Le lendemain, mon père s'est rendu à l'entretien d'embauche, et notre vie a pu alors reprendre un train normal, nous étions comme n'importe quelle famille : un papa chéri travailleur qui nourrit sa femme au foyer si aimante avec ses deux héritiers si affectueux. A ce moment-là, m'est venue à l'esprit l'image de ma famille en train de courir à travers un joli champ des Alpes suisses, chacun immensément gros et heureux (malgré les artères bouchées de cholestérol). Je sais que ce n'est pas la meilleure image du bonheur qui soit, mais bon, mon cerveau est un endroit assez déconcertant quand il s'agit de laisser libre cours à l'imagination.
Cependant, en réalité, il y a eu un détail minime, une de ces petites entraves qui séparent toujours ma famille du bonheur et l'obligent à rester dans le domaine du ridicule.
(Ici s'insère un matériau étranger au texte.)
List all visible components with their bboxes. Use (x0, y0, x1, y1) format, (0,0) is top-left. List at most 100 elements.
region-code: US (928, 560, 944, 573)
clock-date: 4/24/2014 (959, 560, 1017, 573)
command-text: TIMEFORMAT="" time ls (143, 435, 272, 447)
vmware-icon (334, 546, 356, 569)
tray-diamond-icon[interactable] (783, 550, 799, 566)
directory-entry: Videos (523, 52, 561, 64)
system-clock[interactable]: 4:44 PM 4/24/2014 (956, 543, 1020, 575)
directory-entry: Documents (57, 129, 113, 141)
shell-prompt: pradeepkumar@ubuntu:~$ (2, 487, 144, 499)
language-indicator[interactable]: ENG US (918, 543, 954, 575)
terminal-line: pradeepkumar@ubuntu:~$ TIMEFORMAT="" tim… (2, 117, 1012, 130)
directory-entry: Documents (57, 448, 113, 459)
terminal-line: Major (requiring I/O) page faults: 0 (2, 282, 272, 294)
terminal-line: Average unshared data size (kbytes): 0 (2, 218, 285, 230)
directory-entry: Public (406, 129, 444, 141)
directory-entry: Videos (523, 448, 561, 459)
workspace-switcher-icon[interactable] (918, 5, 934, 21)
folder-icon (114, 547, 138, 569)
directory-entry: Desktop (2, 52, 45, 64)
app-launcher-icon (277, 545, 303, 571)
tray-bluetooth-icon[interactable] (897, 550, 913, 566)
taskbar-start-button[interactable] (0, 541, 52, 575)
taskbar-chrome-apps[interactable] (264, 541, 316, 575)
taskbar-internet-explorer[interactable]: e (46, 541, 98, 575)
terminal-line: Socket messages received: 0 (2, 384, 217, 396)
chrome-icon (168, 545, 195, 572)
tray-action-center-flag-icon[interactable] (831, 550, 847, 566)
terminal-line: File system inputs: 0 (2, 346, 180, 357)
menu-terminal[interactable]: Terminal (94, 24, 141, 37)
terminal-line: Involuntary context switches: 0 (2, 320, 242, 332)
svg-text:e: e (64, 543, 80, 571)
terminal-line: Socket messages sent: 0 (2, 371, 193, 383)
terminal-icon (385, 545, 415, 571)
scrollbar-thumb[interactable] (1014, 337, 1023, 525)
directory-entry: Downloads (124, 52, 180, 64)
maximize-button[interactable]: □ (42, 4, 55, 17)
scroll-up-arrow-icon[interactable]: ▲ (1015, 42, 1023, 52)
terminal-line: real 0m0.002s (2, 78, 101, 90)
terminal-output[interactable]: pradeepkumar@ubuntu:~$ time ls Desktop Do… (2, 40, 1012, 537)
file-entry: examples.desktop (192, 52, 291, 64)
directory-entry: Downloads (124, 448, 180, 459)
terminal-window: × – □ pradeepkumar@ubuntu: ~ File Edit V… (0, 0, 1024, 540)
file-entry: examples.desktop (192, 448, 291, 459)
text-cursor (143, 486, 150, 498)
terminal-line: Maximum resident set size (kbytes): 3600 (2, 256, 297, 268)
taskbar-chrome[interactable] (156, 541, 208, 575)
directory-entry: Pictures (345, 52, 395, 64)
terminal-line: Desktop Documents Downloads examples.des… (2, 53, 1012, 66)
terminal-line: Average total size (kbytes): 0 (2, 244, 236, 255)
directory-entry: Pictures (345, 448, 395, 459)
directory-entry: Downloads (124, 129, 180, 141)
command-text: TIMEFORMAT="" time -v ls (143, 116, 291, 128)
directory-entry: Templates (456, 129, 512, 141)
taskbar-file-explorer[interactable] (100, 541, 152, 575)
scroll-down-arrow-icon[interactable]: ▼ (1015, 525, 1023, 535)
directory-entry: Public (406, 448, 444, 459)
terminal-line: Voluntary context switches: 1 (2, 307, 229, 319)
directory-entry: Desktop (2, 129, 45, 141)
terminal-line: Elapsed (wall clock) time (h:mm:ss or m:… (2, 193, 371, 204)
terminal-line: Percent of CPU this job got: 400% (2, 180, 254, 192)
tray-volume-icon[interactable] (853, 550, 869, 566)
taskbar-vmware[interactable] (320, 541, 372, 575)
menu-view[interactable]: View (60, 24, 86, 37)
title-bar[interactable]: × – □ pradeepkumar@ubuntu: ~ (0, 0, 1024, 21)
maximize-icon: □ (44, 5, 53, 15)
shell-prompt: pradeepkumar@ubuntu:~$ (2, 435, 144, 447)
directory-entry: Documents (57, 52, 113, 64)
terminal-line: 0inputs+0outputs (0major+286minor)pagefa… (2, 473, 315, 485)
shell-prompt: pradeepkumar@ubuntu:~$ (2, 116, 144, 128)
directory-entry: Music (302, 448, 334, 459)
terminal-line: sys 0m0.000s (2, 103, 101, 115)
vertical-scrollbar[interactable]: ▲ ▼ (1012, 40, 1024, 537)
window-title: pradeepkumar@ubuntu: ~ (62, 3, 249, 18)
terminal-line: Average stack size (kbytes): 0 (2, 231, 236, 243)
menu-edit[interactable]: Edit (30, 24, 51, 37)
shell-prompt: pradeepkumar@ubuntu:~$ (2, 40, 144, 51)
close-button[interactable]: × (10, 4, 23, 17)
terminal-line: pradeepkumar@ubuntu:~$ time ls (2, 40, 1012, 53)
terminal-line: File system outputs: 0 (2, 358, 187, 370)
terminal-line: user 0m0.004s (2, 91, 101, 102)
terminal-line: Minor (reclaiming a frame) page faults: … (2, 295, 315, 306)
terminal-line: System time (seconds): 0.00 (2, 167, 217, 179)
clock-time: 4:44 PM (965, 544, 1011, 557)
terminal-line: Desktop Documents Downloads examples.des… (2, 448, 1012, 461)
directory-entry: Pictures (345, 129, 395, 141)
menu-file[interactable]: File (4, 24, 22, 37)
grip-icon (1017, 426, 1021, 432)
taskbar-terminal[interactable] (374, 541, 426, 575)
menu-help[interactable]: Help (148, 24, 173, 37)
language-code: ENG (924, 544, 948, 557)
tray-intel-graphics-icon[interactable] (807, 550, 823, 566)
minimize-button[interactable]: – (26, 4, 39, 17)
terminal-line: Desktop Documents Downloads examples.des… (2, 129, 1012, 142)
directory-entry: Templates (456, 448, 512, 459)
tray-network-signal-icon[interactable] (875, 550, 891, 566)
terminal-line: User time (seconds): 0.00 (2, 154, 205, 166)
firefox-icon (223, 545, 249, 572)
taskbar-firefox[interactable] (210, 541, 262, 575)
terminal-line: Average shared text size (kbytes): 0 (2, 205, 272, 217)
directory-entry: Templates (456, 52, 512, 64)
C'était, en l'occurrence, le type de travail que mon père devait faire.
- Tu vas faire quoi ? a demandé ma mère effrayée.
- Un kiwi, c'est un travail de kiwi dans le supermarché... a avoué mon père en revenant à la maison. [...]
- D'accord... il s'agit peut-être d'une tactique pour rendre les fruits plus attrayants aux enfants, a dit ma mère en soulignant le côté positif de l'affaire.
- Mais, Aurélia, tu crois vraiment que je vais m'habiller en légume et que je vais danser avec les enfants que je croise ? a demandé mon père offensé.
- Le kiwi n'est pas un légume, Pepe, c'est un fruit, l'a corrigé ma mère, prête à défendre ce travail qui nous donnerait à manger. [...]
- Je suppose que tu as refusé ce travail, n'est-ce pas, papa ? a demandé Flora avec une légère nuance tragique dans la voix.
- Oui, au début... mais après j'ai pensé aux problèmes qu'on a... et alors... j'ai été obligé de l'accepter, a-t-il reconnu honteux.
En voyant la surprise sur nos visages, il a aussitôt ajouté :
- Je n'avais pas le choix et en plus, c'est eux qui procurent le déguisement.
Il a alors sorti de sa sacoche son costume de kiwi : une énorme peau de peluche marron avec un visage souriant, un maillot vert et des babouches jaunes.
Cela a balayé le peu de dignité qui restait dans notre famille.
- Je ne veux même pas imaginer l'impact psychologique que cela va avoir pour le reste de ma vie, a dit Flora en s'imaginant, à n'en pas douter, dans un hôpital psychiatrique (où, d'après moi, elle finira tôt ou tard). [...]
- Bon, le kiwi est très nourrissant, a dit ma mère dans une tentative de rendre le traumatisme moins douloureux.
Au début, nous avions peur d'aller voir notre père, mais ç'a été un soulagement d'apprendre qu'il n'était pas la seule personne déguisée au rayon "primeurs" : il y était en compagnie d'une anone, d'une cacahuète, d'une aubergine et d'une poire, toutes de peluche. Son emploi du temps fruitier était épuisant : de dix heures du matin jusqu'à six heures du soir, et son seul jour de libre était le mardi, journée pendant laquelle il s'employait à dormir et à récupérer les litres de sueur qu'il avait produits dans les entrailles du kiwi mutant.
Personne dans la famille ne s'est jamais moqué du travail de mon père, surtout quand il a commencé à rapporter de l'argent à la maison, et avec son petit salaire, nous avons repris une vie plus ou moins normale, les services dans l'appartement ont été rétablis, nous mangions des aliments non périmés et ma mère a réglé le premier paiement pour une nouvelle machine à laver.
Jaime Alfonso SANDOVAL, Oasis dans le Pacifique, 2009.